You are currently in the process of developing the first PRI Affiliate Course “PRI Integration for the Home Health Clinician” which you will teach for the first time in Oregon in August. What will be some of the highlights of this course? What will be some of the similarities and differences from the PRI Introductory courses?
The PRI Affiliate Course offerings are unique because of the audiences they target. They are designed not only for people who have learned about and want to learn more about PRI, but also for those who may have never heard of us and only want to know about our science as it relates to their specific area of interest. There are no prerequisites for these courses and people may choose to just take this one course and not go on to take any of our PRI introductory or PRI advanced courses. For that reason, they need a stand-alone clinically relevant course that is chalked full of ideas for clinical success in their specific area of interest, in this case the home.

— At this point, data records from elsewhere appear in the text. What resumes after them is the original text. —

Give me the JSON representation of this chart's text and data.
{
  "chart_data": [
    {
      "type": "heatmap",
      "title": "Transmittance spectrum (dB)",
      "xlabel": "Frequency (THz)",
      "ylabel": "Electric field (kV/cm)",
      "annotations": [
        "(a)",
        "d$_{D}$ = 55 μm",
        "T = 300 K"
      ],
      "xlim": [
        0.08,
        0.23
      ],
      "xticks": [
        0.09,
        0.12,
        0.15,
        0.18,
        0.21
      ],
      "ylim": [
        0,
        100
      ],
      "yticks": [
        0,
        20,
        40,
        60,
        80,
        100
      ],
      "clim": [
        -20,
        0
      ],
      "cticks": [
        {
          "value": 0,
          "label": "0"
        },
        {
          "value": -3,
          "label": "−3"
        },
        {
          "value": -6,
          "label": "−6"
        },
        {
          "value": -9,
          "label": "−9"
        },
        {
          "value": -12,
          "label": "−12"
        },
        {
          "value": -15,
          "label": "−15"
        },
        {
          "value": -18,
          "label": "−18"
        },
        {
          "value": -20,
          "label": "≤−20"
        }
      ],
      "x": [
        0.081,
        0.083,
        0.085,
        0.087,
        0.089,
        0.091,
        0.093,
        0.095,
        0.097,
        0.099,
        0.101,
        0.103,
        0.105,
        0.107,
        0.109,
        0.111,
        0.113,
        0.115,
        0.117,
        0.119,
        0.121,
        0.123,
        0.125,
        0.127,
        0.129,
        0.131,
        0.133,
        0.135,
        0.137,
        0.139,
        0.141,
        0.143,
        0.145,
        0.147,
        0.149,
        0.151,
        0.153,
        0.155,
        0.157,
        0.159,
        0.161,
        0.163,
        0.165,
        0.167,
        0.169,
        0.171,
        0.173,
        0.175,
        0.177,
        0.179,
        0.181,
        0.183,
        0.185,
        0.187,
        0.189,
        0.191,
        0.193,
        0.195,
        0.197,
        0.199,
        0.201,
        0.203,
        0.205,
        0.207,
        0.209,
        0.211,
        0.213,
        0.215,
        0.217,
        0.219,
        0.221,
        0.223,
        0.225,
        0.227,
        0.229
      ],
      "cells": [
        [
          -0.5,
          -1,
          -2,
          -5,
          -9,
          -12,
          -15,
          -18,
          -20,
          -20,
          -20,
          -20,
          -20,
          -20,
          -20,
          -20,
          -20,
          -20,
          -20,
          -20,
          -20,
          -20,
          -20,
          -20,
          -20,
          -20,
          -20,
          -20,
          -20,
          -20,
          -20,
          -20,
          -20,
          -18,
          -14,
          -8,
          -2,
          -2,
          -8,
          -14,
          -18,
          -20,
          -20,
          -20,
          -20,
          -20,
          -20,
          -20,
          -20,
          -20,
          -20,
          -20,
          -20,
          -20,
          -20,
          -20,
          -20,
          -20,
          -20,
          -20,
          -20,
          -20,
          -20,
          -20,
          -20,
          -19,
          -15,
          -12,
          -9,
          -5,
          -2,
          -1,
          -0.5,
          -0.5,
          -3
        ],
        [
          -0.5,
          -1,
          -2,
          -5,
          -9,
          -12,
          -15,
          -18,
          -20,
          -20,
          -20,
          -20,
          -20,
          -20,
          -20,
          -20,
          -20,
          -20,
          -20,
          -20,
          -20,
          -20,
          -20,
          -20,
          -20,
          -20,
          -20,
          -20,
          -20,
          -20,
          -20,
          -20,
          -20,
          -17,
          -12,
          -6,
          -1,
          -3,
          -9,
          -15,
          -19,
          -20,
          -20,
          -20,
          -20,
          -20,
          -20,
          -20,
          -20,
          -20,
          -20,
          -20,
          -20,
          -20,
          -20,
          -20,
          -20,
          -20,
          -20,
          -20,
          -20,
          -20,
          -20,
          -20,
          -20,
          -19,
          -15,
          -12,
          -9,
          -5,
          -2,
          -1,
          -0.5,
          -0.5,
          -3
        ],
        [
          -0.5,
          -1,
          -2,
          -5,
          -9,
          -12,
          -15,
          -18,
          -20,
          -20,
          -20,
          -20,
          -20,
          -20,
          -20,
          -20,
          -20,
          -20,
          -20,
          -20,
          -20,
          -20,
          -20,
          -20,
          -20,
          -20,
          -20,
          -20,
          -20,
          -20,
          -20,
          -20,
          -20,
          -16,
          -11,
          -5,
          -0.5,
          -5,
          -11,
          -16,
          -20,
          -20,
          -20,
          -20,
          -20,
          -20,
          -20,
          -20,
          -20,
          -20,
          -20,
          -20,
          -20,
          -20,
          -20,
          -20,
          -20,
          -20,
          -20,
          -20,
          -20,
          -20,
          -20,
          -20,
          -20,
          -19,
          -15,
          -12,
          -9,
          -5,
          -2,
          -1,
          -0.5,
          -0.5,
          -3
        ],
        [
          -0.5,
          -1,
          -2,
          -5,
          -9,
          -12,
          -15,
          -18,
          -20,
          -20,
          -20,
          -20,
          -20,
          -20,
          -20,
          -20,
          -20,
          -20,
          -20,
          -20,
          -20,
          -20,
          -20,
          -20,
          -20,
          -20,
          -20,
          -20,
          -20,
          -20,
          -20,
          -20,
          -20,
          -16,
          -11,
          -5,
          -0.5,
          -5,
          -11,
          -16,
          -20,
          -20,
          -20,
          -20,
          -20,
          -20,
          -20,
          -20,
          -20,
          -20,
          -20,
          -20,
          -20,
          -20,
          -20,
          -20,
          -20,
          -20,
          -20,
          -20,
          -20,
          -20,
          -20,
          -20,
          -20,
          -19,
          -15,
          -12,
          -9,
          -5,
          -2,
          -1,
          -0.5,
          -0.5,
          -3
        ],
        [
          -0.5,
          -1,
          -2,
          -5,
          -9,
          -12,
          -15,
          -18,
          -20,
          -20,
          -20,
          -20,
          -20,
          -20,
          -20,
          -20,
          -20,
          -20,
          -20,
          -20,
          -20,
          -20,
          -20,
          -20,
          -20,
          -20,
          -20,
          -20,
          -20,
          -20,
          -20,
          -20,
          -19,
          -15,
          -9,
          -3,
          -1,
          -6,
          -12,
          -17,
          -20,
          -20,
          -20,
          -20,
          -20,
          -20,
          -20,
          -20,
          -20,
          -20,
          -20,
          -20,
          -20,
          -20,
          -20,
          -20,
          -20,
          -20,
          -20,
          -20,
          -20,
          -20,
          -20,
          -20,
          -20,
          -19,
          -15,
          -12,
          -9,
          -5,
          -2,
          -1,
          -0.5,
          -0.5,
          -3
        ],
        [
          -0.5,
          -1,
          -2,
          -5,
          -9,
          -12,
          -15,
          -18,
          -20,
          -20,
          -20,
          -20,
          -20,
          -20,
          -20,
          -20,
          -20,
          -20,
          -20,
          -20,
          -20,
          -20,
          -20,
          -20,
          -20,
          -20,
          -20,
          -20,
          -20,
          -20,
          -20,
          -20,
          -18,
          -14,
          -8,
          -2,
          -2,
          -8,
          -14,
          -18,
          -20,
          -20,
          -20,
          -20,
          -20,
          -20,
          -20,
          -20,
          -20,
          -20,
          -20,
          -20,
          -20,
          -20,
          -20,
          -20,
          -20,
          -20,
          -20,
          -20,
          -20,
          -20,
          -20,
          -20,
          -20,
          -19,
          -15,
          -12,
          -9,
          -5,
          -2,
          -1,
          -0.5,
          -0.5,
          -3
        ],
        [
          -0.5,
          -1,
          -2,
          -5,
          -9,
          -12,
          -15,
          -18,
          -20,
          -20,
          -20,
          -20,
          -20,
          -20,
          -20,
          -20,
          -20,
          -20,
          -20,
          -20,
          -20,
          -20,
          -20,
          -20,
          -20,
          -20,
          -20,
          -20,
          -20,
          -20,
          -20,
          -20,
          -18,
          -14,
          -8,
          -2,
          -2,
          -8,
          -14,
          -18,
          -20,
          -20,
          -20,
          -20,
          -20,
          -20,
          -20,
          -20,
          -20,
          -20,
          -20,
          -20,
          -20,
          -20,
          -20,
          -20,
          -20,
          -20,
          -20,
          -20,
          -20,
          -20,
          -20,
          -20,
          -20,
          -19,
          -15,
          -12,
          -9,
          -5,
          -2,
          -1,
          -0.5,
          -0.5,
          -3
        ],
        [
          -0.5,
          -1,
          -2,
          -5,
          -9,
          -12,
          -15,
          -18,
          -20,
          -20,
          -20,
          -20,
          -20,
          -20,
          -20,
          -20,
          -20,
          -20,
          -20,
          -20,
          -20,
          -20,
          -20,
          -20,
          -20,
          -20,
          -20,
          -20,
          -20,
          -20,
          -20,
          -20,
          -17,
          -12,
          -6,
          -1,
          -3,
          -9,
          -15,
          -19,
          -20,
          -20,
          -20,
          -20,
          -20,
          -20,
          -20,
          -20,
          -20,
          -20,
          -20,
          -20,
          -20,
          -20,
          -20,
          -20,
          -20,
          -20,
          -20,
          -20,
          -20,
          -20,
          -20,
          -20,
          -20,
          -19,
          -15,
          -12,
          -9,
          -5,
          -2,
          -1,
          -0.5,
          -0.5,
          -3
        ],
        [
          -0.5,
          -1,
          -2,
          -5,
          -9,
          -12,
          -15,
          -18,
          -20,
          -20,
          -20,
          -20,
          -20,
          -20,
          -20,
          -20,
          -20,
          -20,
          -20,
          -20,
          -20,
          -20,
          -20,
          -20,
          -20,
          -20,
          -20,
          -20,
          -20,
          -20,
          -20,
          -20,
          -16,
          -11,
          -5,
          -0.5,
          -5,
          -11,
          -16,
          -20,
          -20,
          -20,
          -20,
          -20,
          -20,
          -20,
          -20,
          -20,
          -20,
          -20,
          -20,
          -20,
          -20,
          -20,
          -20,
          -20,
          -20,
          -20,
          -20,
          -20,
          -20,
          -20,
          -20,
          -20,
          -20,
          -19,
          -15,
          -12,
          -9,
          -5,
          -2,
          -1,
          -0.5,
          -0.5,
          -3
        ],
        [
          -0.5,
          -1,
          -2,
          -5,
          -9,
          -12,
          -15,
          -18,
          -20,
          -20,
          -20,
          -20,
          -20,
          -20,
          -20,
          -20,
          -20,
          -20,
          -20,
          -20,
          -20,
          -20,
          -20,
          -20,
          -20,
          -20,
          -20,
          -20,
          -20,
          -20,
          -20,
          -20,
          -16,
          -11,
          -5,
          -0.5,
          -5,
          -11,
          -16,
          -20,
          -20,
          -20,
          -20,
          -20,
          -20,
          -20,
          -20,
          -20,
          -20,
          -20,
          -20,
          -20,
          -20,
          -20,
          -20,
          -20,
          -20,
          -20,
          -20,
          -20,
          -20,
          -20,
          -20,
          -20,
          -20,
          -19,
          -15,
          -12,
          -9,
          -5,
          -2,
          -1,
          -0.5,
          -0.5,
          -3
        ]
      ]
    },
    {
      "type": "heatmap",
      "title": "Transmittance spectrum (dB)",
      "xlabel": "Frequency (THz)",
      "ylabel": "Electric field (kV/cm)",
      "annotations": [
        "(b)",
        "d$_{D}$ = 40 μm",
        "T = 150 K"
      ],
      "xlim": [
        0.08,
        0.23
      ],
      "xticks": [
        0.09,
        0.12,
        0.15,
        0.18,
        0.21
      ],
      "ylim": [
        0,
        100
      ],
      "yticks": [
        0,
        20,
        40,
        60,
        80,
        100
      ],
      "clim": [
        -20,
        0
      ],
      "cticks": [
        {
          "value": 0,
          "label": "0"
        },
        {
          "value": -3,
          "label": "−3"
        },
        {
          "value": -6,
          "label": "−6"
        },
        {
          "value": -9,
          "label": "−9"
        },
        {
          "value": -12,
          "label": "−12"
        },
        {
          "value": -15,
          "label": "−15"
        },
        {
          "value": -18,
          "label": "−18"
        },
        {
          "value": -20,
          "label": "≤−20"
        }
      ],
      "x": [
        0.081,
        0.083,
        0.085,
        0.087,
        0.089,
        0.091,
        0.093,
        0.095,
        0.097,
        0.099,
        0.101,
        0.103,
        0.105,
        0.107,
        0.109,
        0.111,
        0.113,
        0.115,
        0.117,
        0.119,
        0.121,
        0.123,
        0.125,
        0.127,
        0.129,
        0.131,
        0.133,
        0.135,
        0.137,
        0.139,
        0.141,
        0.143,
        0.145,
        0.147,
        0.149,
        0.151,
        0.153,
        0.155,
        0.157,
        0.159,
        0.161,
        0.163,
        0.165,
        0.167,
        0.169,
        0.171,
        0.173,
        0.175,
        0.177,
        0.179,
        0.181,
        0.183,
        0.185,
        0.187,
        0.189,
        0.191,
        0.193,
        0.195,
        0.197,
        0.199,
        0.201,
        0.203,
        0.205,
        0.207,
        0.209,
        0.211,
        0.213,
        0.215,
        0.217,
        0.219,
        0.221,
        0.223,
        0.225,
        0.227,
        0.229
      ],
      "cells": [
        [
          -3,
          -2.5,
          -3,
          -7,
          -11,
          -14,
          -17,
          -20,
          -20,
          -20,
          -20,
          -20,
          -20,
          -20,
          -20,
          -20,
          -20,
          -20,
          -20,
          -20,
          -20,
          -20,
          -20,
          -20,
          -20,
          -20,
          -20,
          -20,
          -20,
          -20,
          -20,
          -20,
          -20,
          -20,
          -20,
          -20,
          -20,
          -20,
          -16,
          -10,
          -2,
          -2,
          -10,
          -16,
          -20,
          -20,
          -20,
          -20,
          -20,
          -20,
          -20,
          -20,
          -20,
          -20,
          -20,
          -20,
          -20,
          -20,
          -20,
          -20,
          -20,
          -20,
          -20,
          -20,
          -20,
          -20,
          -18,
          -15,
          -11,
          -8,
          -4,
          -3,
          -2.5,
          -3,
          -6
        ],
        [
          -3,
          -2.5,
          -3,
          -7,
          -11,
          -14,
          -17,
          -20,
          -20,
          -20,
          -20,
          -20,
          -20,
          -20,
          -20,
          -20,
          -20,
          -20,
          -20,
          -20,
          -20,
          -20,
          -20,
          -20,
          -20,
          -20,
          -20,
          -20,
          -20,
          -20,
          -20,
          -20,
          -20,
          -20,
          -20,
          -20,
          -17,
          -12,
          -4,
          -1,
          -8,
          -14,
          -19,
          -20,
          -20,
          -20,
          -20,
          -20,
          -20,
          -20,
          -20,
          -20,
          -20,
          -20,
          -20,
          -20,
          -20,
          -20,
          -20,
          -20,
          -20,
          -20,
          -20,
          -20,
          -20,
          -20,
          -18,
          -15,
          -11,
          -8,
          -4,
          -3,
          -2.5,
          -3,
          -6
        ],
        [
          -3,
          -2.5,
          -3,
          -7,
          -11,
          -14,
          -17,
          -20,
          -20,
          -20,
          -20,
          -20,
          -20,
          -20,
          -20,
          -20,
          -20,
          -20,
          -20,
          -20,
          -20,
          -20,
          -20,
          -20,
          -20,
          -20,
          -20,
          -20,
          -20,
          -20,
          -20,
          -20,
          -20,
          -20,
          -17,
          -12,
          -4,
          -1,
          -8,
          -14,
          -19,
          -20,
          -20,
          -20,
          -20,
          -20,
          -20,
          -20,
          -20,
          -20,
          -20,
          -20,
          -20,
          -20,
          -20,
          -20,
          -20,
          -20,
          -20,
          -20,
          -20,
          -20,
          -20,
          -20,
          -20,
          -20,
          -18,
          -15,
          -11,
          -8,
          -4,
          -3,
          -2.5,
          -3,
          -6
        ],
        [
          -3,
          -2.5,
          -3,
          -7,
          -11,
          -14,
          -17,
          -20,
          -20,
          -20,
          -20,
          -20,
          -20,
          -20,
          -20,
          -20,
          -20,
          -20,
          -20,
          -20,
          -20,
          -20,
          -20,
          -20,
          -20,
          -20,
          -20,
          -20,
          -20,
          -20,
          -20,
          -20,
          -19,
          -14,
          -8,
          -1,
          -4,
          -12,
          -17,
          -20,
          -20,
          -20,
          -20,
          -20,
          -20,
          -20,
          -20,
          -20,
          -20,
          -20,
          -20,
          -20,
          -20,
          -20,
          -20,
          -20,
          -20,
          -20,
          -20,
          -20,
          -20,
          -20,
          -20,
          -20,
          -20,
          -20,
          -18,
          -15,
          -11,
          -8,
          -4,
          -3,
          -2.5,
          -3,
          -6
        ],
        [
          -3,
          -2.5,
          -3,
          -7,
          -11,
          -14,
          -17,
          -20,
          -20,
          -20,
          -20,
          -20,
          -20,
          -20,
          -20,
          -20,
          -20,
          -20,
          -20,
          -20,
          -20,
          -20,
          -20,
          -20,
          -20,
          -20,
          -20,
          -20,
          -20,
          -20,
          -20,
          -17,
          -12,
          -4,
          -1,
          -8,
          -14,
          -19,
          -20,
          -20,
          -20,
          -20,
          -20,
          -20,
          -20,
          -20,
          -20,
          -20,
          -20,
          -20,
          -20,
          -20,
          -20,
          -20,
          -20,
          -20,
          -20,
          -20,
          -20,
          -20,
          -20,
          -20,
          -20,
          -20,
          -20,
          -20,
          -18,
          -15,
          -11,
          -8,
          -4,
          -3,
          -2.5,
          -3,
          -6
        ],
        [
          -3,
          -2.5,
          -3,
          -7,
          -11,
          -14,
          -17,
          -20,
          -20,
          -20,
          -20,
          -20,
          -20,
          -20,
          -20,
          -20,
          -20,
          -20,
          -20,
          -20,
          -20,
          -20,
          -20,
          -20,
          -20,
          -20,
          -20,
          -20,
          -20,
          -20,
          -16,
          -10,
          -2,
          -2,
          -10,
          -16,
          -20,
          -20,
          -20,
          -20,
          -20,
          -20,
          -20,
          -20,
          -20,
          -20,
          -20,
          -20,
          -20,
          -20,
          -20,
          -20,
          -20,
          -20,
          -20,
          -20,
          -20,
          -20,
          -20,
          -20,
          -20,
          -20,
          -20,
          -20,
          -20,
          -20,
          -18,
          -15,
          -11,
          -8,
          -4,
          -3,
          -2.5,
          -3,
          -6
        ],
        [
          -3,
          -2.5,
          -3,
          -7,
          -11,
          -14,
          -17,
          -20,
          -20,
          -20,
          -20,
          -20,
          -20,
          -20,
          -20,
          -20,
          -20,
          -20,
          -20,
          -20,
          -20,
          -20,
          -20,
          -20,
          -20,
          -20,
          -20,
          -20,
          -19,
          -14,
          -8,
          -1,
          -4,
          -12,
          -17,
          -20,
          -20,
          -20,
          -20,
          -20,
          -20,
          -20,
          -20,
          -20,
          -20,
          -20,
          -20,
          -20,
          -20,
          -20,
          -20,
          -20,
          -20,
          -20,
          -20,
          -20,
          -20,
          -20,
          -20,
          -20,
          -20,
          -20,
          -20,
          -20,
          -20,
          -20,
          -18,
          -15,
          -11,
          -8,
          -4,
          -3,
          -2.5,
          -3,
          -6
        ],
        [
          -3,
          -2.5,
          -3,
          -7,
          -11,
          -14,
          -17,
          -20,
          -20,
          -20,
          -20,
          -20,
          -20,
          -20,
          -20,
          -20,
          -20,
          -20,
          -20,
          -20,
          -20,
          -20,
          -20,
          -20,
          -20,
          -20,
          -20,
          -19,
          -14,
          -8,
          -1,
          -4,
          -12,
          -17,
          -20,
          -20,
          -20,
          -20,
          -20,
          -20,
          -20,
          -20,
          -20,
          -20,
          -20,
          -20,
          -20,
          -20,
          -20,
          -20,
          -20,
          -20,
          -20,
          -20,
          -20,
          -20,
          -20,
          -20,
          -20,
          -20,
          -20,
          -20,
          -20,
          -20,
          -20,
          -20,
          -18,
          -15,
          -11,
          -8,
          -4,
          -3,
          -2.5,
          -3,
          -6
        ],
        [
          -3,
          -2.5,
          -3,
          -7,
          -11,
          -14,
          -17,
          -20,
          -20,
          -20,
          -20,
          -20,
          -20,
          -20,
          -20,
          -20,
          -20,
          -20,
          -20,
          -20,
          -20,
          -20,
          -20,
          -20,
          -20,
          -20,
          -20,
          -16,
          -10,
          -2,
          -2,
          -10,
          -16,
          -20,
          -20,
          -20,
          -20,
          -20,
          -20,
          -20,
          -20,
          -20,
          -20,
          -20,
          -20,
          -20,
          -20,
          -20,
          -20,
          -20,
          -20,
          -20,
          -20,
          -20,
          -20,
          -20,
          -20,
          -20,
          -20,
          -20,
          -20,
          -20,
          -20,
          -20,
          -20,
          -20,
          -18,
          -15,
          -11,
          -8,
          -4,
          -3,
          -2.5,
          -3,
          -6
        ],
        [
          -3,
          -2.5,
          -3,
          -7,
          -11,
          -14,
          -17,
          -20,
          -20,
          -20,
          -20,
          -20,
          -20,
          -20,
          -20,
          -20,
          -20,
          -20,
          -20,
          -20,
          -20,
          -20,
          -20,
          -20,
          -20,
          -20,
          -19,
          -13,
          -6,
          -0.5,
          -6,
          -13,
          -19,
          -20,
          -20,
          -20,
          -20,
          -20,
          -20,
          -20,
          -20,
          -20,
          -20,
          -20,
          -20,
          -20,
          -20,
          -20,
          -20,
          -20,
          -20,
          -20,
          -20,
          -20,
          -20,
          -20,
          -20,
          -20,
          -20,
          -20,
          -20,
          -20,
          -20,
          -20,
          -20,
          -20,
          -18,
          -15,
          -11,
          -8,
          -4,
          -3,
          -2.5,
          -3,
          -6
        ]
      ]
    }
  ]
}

One of the differences that I’ve found in moving from outpatient to home health is that function is all that really matters. Of course function matters in outpatient and may have been a part of our outpatient goals, but decreasing pain and restoring movement seemed to be at the top of our list. If you decrease pain and restore movement in home health and do nothing else, its not going to get paid for. You cannot just decrease pain if you don’t demonstrate objective progress in specific functional areas like gait, transfers, bed mobility and balance. I know I learned that in school, but it was never really enforced for me in three previous outpatient settings until I made the move to home health. And because home health therapists practice this way, the entire course is built around making functional progress in each of these 4 areas.
We’re excited about the Affiliate Course program and look forward to collaborating with many of you in the future in a wide variety of specialization areas. I appreciate the opportunity to be the “featured interview”. I hope it wasn’t a let-down for anyone.